Evans is a realist. She wants her guests to achieve something often
missing even in the very fit: a sense of balance. "When I see
them looking at their watches and checking their pulses I want to
give them permission to come out of the box. I want them to play.
And as for dieting I'd let them go 70/30: If they're watching what
they eat 70 percent of the time it's OK slip 30 percent."

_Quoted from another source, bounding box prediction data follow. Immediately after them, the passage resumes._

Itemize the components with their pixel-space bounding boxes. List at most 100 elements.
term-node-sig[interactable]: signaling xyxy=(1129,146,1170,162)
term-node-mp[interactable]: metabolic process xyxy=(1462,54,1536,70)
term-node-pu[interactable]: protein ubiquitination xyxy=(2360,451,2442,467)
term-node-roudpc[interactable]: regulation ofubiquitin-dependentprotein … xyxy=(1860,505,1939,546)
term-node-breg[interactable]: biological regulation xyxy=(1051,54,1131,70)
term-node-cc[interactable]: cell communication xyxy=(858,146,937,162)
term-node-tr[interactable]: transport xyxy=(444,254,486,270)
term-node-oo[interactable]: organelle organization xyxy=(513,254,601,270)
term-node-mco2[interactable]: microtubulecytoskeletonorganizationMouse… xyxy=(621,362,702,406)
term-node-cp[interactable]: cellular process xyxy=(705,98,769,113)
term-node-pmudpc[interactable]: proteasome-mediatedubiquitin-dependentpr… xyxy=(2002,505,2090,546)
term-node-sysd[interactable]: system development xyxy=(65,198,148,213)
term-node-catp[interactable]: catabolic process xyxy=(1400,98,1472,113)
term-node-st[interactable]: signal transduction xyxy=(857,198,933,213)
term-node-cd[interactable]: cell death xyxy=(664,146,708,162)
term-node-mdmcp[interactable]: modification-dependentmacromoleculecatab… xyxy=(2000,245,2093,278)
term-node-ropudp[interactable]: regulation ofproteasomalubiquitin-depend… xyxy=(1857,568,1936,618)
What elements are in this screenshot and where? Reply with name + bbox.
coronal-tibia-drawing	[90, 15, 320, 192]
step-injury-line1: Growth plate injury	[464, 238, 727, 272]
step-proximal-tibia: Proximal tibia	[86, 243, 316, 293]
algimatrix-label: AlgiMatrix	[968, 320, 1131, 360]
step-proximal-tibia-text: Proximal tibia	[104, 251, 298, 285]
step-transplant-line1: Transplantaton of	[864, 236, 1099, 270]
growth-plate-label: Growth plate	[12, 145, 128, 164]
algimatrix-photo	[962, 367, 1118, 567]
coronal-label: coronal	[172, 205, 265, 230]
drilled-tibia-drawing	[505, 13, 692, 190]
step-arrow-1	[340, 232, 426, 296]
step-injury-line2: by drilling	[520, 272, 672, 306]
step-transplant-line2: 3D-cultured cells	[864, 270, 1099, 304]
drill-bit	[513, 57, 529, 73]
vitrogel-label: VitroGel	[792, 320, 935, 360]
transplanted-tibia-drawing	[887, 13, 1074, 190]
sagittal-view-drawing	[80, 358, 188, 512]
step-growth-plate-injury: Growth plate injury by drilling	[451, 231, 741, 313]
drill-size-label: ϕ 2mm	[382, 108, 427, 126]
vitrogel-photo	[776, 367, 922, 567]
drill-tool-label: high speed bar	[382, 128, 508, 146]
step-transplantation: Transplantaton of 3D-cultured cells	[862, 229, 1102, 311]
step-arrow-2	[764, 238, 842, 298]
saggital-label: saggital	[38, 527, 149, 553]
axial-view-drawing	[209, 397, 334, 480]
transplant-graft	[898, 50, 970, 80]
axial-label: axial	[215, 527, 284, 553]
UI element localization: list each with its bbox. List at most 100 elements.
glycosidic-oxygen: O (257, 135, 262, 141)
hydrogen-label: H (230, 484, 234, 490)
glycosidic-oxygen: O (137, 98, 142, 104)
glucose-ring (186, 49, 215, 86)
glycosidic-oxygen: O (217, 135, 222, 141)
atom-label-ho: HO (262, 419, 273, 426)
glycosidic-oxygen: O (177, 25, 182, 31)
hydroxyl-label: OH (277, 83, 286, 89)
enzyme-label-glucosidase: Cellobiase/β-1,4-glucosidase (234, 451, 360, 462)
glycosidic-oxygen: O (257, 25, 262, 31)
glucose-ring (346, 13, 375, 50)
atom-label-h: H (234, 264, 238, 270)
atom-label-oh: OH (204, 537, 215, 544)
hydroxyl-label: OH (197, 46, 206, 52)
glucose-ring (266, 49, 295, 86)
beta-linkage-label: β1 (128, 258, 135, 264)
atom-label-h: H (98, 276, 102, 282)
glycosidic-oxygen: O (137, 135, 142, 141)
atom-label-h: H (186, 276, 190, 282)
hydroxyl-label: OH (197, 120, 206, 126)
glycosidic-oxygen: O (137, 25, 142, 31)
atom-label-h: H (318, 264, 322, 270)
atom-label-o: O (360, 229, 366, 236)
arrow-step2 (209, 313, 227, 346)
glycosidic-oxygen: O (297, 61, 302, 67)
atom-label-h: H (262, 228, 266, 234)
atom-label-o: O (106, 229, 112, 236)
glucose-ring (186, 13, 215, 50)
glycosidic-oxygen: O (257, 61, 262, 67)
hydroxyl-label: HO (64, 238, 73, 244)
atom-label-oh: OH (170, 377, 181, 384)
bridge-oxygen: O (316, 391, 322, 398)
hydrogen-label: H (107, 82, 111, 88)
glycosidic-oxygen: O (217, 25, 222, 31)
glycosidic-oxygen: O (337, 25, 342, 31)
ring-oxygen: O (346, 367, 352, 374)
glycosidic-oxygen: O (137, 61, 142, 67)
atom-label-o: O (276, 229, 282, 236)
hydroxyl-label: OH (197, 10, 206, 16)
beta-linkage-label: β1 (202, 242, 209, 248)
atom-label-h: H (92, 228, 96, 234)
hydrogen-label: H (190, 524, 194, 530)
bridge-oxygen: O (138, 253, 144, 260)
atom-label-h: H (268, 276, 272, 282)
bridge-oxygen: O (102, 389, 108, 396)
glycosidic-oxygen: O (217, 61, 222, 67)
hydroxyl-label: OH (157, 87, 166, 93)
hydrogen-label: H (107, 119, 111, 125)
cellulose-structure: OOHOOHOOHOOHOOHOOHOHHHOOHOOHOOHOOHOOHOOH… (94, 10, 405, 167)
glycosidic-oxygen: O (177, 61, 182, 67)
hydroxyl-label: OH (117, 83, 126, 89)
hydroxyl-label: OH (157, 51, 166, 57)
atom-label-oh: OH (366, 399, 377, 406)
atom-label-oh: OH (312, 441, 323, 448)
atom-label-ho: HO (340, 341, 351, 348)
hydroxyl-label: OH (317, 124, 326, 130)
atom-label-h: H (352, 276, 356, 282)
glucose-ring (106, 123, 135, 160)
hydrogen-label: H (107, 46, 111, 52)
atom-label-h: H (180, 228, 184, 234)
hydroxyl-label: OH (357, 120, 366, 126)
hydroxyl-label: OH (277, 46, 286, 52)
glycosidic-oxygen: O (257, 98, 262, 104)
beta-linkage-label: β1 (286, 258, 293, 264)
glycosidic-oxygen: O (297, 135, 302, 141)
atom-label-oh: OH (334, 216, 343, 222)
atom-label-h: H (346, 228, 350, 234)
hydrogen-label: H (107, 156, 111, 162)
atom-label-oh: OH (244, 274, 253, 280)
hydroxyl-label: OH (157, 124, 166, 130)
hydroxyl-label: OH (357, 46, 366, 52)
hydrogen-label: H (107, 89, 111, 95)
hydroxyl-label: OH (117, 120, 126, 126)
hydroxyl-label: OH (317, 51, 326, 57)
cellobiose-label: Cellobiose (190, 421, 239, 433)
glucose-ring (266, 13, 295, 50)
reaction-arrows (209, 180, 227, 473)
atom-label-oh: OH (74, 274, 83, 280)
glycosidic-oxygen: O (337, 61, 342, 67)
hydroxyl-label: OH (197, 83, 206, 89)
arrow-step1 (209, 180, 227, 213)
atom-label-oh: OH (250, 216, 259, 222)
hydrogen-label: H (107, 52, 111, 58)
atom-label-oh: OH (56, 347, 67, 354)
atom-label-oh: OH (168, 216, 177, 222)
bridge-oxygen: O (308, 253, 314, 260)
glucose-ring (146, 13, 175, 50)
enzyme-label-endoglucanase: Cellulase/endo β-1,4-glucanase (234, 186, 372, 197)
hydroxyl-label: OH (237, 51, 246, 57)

Although the resort has an excellent chef and the calorie-labeled
meals are delicious; and although the staff is cheerful and obliging
and the spa attendants helpful and competent, it's the outdoor expeditions
that guests appear to remember.

Cathy Farneman, a local herbalist, for example, is a self-described
"desert rat who came from Santa Barbara, California and spent
her first 10 years in Utah trying to get back." She finally
embraced the American Southwest, made friends with tribes and learned
how they used desert plants as medicinals. She now takes interested
guests into the desert to demonstrate what she has learned.

Boma Johnson, however, leads guests into both the desert and the
distant past. With a Masters in Native American studies and in Archaeology
he has earned the trust of local tribes with his sensitivity to
Indian spirituality over the years. ("It's OK to call them
Indians," he says, "that's what they call themselves.")
He bends over rocks that show the dense black "desert varnish"
of manganese and iron oxide. Chiseled by stones out of the varnish
many centuries ago are the petroglyphs described by Johnson as "story
panels sharing information with viewers in attempts to communicate."
 
 
But perhaps the red rocks themselves communicate.
Asked what does a geologist think as he ponders this land around
him? Puchlik replies, "Our land is fragile. The rocks speak
of unmentionable chaos. They show order is limited and the slate
can be wiped clean at any moment by the wrath of Nature. Life is
precious. We ought to slow down and enjoy it."